Although groups provide their members with numerous benefits, they can entail drawbacks such as inaccurate decision-making (Janis, 1972; Myers & Lamm, 1976). A physical activity context in which both groups and decisions are prevalent – and where inaccurate decisions have severe consequences – is mountaineering (Burnette et al., 2011). However, we know little about the ways in which groups make decisions in these dynamic and uncertain environments and which factors discriminate between success and failure – or survival and death. Operating from a relativist-subjectivist position (Thorpe & Olive, 2017), leaning on the conceptual framework for sport teams (Eys et al., 2020) and IGLOO model of ecological nesting (Nielsen et al., 2018), we conducted an instrumental case study (Hodge & Sharp, 2017) of one male expedition training squad (3 coaches, 9 athletes) to advance our understanding of the phenomenology, consequences, and influences of group decision-making at the (aspiring) elite level of mountaineering.

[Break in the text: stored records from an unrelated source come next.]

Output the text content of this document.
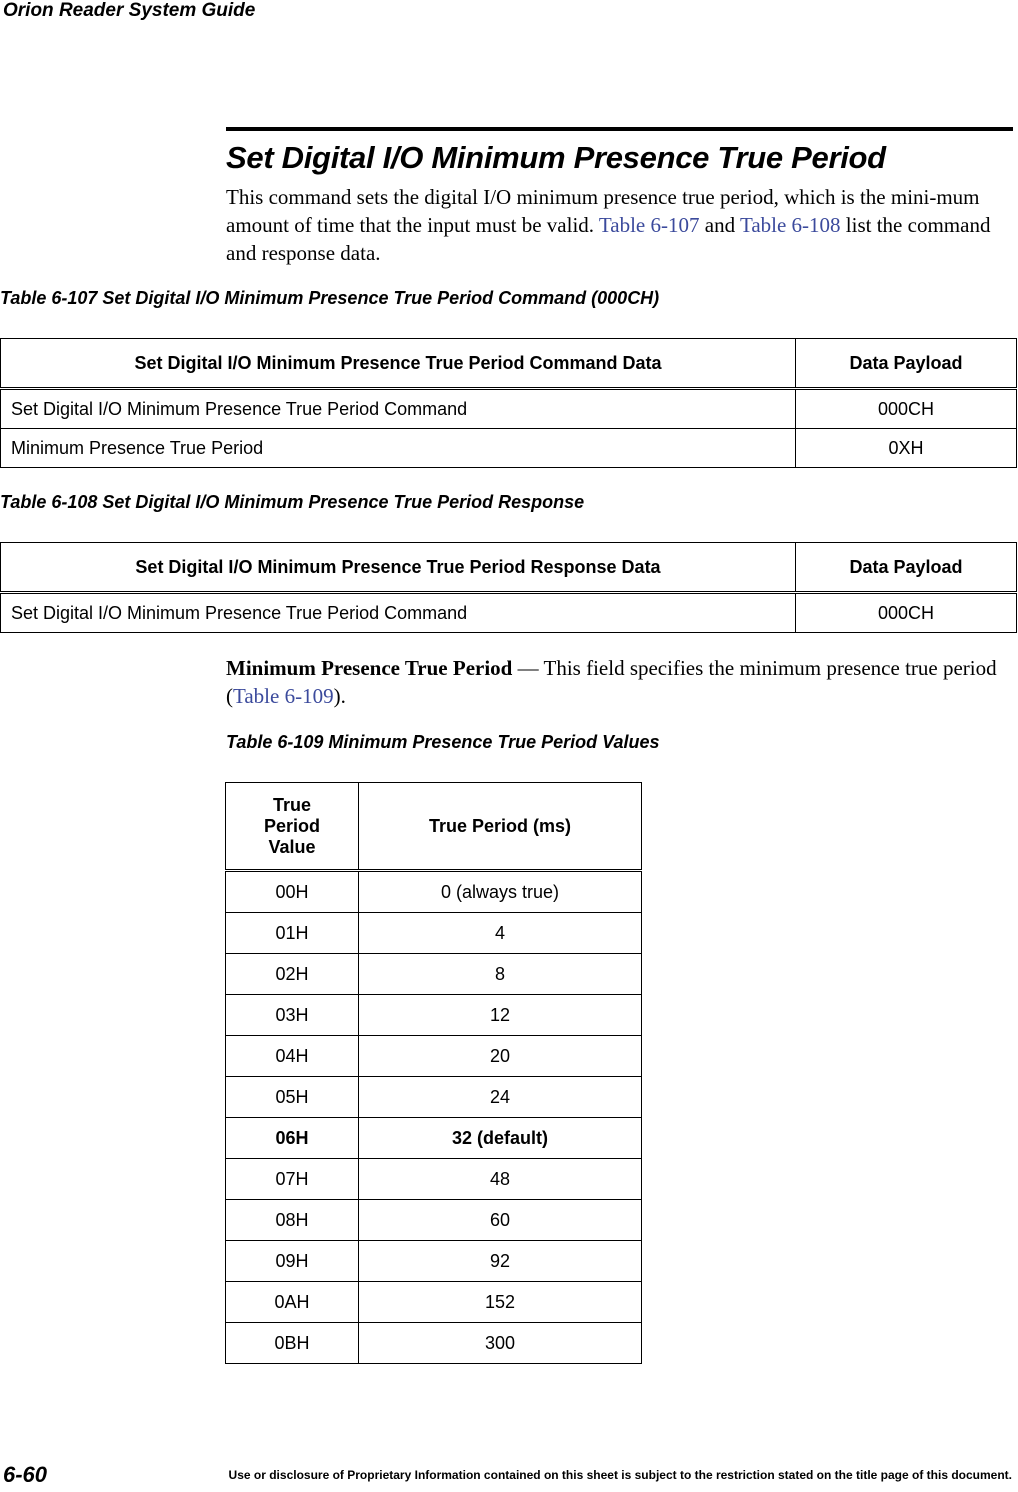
Orion Reader System Guide
Set Digital I/O Minimum Presence True Period
This command sets the digital I/O minimum presence true period, which is the mini-mum amount of time that the input must be valid. Table 6-107 and Table 6-108 list the command and response data.
Table 6-107 Set Digital I/O Minimum Presence True Period Command (000CH)
Set Digital I/O Minimum Presence True Period Command Data	Data Payload
Set Digital I/O Minimum Presence True Period Command	000CH
Minimum Presence True Period	0XH
Table 6-108 Set Digital I/O Minimum Presence True Period Response
Set Digital I/O Minimum Presence True Period Response Data	Data Payload
Set Digital I/O Minimum Presence True Period Command	000CH
Minimum Presence True Period — This field specifies the minimum presence true period (Table 6-109).
Table 6-109 Minimum Presence True Period Values
True
Period
Value	True Period (ms)
00H	0 (always true)
01H	4
02H	8
03H	12
04H	20
05H	24
06H	32 (default)
07H	48
08H	60
09H	92
0AH	152
0BH	300
6-60	Use or disclosure of Proprietary Information contained on this sheet is subject to the restriction stated on the title page of this document.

Analyses of participants’ daily questionnaire responses (https://tinyurl.com/2r5syb5m) across a five-day course of big wall climbing in the Dolomites show that most group decisions were unexpected but of moderate complexity and consequentiality and taken either by delegation to one member or group consensus. In turn, more group consensus and less member delegation related to higher athlete- and coach-rated decision quality whereas greater psychological safety related to higher decision satisfaction. To us, this suggests that mountaineering groups should pay attention to the processes with which they make even small decisions to ensure maximum decision quality, satisfaction, and ultimately safety.